België

Vlamingen zijn fraaie mensen, die we moeten koesteren. Hun woorden raken me diep in m’n hart, vooral als ze proberen niet al te Vlaams te spreken, maar gewoon Algemeen Nederlands. Of op z’n minst Schoon Vlaams, zodat ik het kan volgen. Een paar voorbeelden uit de praktijk. Ik ben geen literatuurdeskundige, en het is het […]

Vlamingen zijn fraaie mensen, die we moeten koesteren. Hun woorden raken me diep in m’n hart, vooral als ze proberen niet al te Vlaams te spreken, maar gewoon Algemeen Nederlands. Of op z’n minst Schoon Vlaams, zodat ik het kan volgen. Een paar voorbeelden uit de praktijk.

  1. Ik ben geen literatuurdeskundige, en het is het enige boek dat ik las van Hugo Claus, maar ik vond ‘Het verdriet van België’ een hele belevenis.
  2. Ik herinner me een kinderprogramma op de Vlaamse televisie waarin een paard “een grote kak” achterliet op straat. Kostelijk en tijdloos.
  3. Ik heb een paar dagen terug ‘Slaap!’ van Annelies Verbeke uitgelezen, gedurende een eigen slapeloze nacht, en vond het fenomenaal. Mijn liefde voor het Vlaamse heeft daarbij een niet onbelangrijke rol gespeeld en wat ook hielp was dat Verbeke me zowaar deed denken aan Chuck Palahniuk, van ‘Fight Club’ en dergelijken. Qua verhaal.
  4. Ik ben op de radio geweest met Saskia de Coster, en hoewel ik haar af en toe niet kon verstaan, vond ik dat ik ook haar moest koesteren.
  5. Gorki, de band rond Luc de Vos, vind ik te gek. De hitsong ‘Mia’ is voor mij een rasechte evergreen.

Niemand heeft me er nog op gewezen, maar het zou me niets verbazen als de Vlaamse woordkeus en zinsbouw enige invloed hebben heeft gehad op mijn eigen schrijfstijl.

Ja, de Vlamingen, die moeten we koesteren.
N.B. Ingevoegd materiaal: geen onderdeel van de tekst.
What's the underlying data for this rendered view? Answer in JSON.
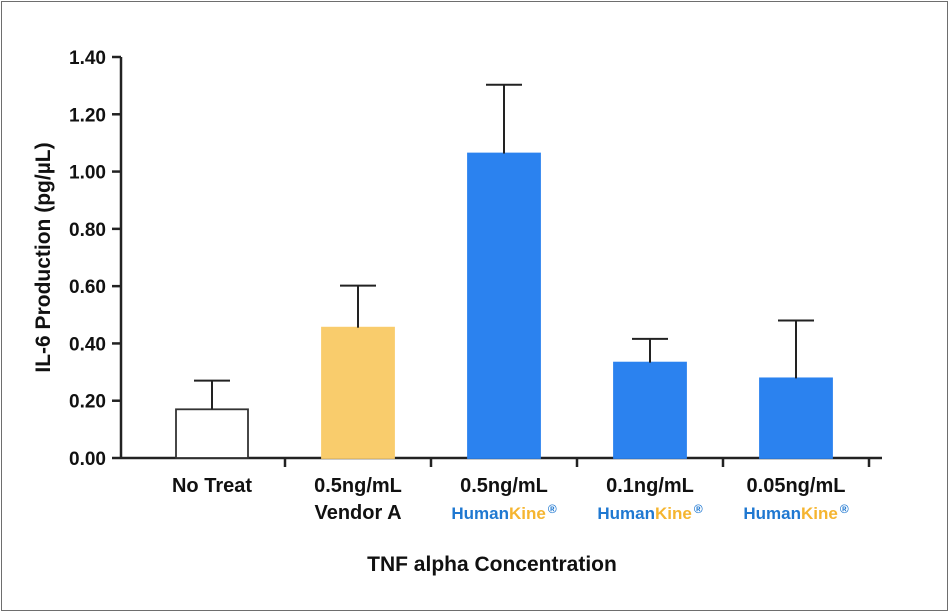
{
  "chart_data": {
    "type": "bar",
    "title": "",
    "xlabel": "TNF alpha  Concentration",
    "ylabel": "IL-6 Production (pg/µL)",
    "ylim": [
      0,
      1.4
    ],
    "yticks": [
      "0.00",
      "0.20",
      "0.40",
      "0.60",
      "0.80",
      "1.00",
      "1.20",
      "1.40"
    ],
    "categories": [
      {
        "line1": "No Treat",
        "line2": "",
        "brand_a": "",
        "brand_b": "",
        "brand_mark": ""
      },
      {
        "line1": "0.5ng/mL",
        "line2": "Vendor A",
        "brand_a": "",
        "brand_b": "",
        "brand_mark": ""
      },
      {
        "line1": "0.5ng/mL",
        "line2": "",
        "brand_a": "Human",
        "brand_b": "Kine",
        "brand_mark": "®"
      },
      {
        "line1": "0.1ng/mL",
        "line2": "",
        "brand_a": "Human",
        "brand_b": "Kine",
        "brand_mark": "®"
      },
      {
        "line1": "0.05ng/mL",
        "line2": "",
        "brand_a": "Human",
        "brand_b": "Kine",
        "brand_mark": "®"
      }
    ],
    "values": [
      0.17,
      0.455,
      1.063,
      0.333,
      0.278
    ],
    "errors": [
      0.1,
      0.147,
      0.24,
      0.083,
      0.202
    ],
    "bar_colors": [
      "#ffffff",
      "#f9cc6c",
      "#2b82ef",
      "#2b82ef",
      "#2b82ef"
    ],
    "bar_outline": [
      "#333333",
      "#f9cc6c",
      "#2b82ef",
      "#2b82ef",
      "#2b82ef"
    ],
    "brand_colors": {
      "human": "#1f78d1",
      "kine": "#f5b530"
    },
    "grid": false,
    "legend": "none"
  }
}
Maar vanwaar deze hele uiteenzetting? Omdat ik net ”s Avonds III’ las en het toen zeker wist: David Pernot is briljant. Deze weblog gaat over een Vlaming in Amsterdam en kent zelfs een pagina met de personages uit zijn leven. David vertelt zijn verhalen vanuit de derde persoon en op zo wereldvreemde wijze dat je vanzelf wilt weten: is deze weblog echt? Is het een zorgvuldig geconstrueerde grap? Is het een nieuwe vorm van literatuur? Het antwoord is niet belangrijk, want de stukjes zijn geweldig. Dat het deze vragen oproept is überhaupt geniaal.

Toen ik na het op de fiets bedenken van dit alles thuiskwam, stond er een jongen in de keuken. Hij droeg een gebreide trui en had wild haar. Hij vertelde mijn buurmeisje op licht onzekere toon over België en Kenia. Die stem! Een Vlaming!

Ik stelde me voor dat hij op me af zou komen om te zeggen: “Hallo, mijn naam is David. Het is mij een genoegen u dan eindelijk te mogen ontmoeten.”

Maar nee, niet alle Vlamingen zijn David Pernot.